Indian and Pakistan saw a record breaking heatwave that started in March 2022. The heatwave resulted in loss of human life, impacted the global wheat supplied and caused forest fires and floods.

While the direct impact of this was experienced by the most vulnerable even in the two countries, the more widespread impact felt by almost everyone was heat-- higher temperatures during the day and the night.

Kelton Minor, from the University of Copenhagen, Denmark, who led the research, told The Guardian that night-time temperatures above 25 C in a city with a million people would mean 46,000 extra people will suffer from shorter sleep.

“And if you look at the heatwave that’s transpiring right now in India and Pakistan, we’re talking about billions of individuals exposed to conditions expected to result in considerable sleep loss,” he told The Guardian.

Parts of Delhi had touched 49 C during the heatwave.

Climate Change will Exacerbate Sleep Inequality

Developing, low-income countries will face loss of sleep far more than developed, rich countries.

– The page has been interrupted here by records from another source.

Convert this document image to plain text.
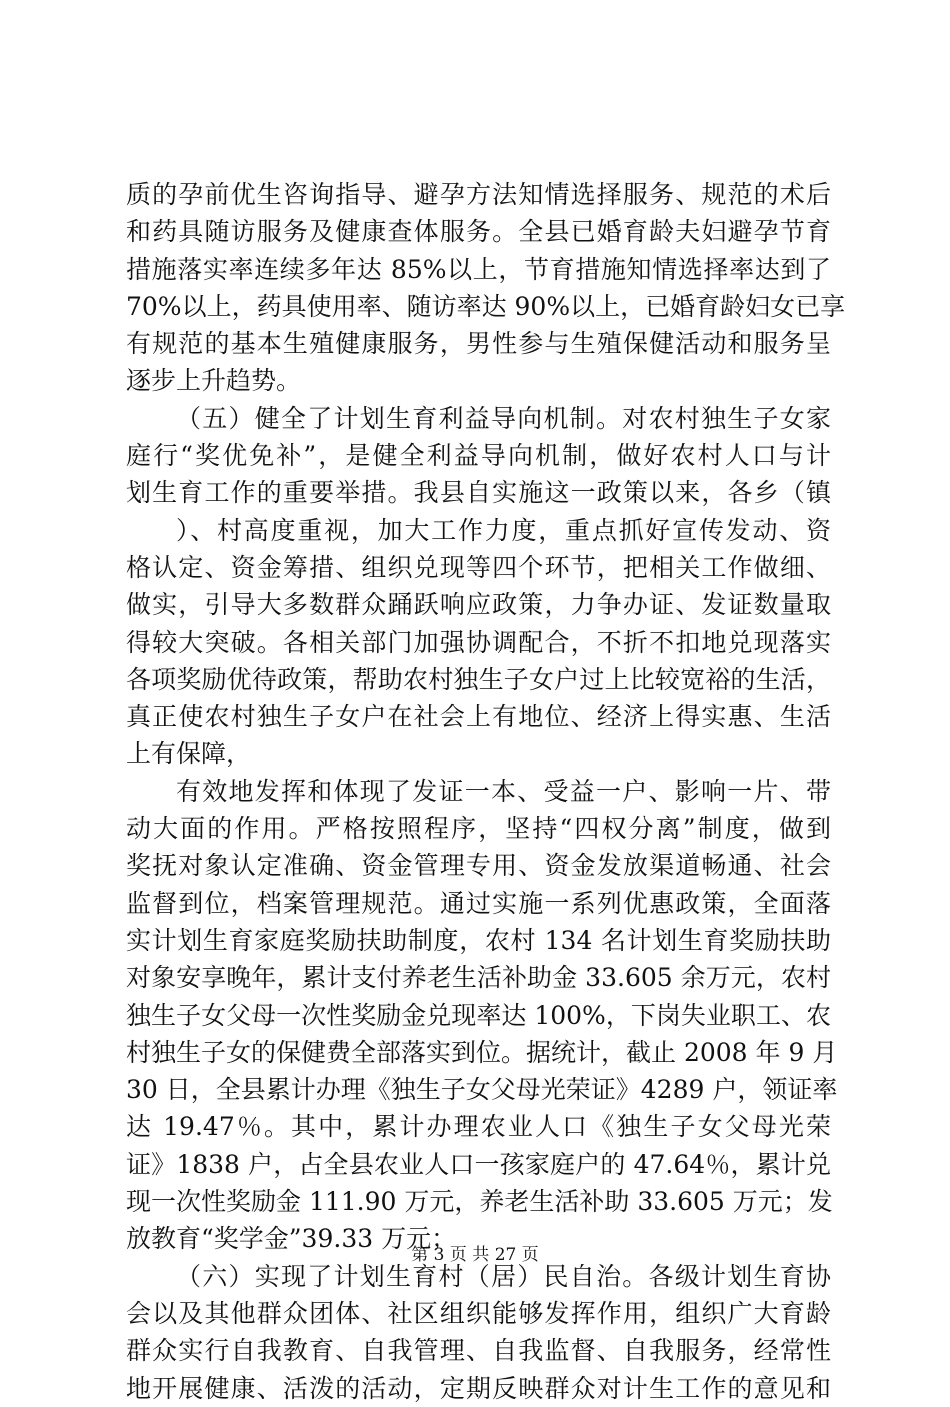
质的孕前优生咨询指导、避孕方法知情选择服务、规范的术后
和药具随访服务及健康查体服务。全县已婚育龄夫妇避孕节育
措施落实率连续多年达 85%以上，节育措施知情选择率达到了
70%以上，药具使用率、随访率达 90%以上，已婚育龄妇女已享
有规范的基本生殖健康服务，男性参与生殖保健活动和服务呈
逐步上升趋势。
（五）健全了计划生育利益导向机制。对农村独生子女家
庭行“奖优免补”，是健全利益导向机制，做好农村人口与计
划生育工作的重要举措。我县自实施这一政策以来，各乡（镇
）、村高度重视，加大工作力度，重点抓好宣传发动、资
格认定、资金筹措、组织兑现等四个环节，把相关工作做细、
做实，引导大多数群众踊跃响应政策，力争办证、发证数量取
得较大突破。各相关部门加强协调配合，不折不扣地兑现落实
各项奖励优待政策，帮助农村独生子女户过上比较宽裕的生活，
真正使农村独生子女户在社会上有地位、经济上得实惠、生活
上有保障，
有效地发挥和体现了发证一本、受益一户、影响一片、带
动大面的作用。严格按照程序，坚持“四权分离”制度，做到
奖抚对象认定准确、资金管理专用、资金发放渠道畅通、社会
监督到位，档案管理规范。通过实施一系列优惠政策，全面落
实计划生育家庭奖励扶助制度，农村 134 名计划生育奖励扶助
对象安享晚年，累计支付养老生活补助金 33.605 余万元，农村
独生子女父母一次性奖励金兑现率达 100%，下岗失业职工、农
村独生子女的保健费全部落实到位。据统计，截止 2008 年 9 月
30 日，全县累计办理《独生子女父母光荣证》4289 户，领证率
达 19.47％。其中，累计办理农业人口《独生子女父母光荣
证》1838 户，占全县农业人口一孩家庭户的 47.64％，累计兑
现一次性奖励金 111.90 万元，养老生活补助 33.605 万元；发
放教育“奖学金”39.33 万元；
（六）实现了计划生育村（居）民自治。各级计划生育协
会以及其他群众团体、社区组织能够发挥作用，组织广大育龄
群众实行自我教育、自我管理、自我监督、自我服务，经常性
地开展健康、活泼的活动，定期反映群众对计生工作的意见和
第 3 页 共 27 页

While all will be impacted, the "amount of sleep loss per degree increase may be disproportionately larger for people in lower-middle-income countries," found the study.

The negative effect of nighttime temperature on sleep duration is 2.8 times greater in lower-middle-income countries compared with those from high-income countries.

This is primarily because access to electricity, infrastructure, cooling technologies etc are critical to determining the extent to which temperature impacts sleep.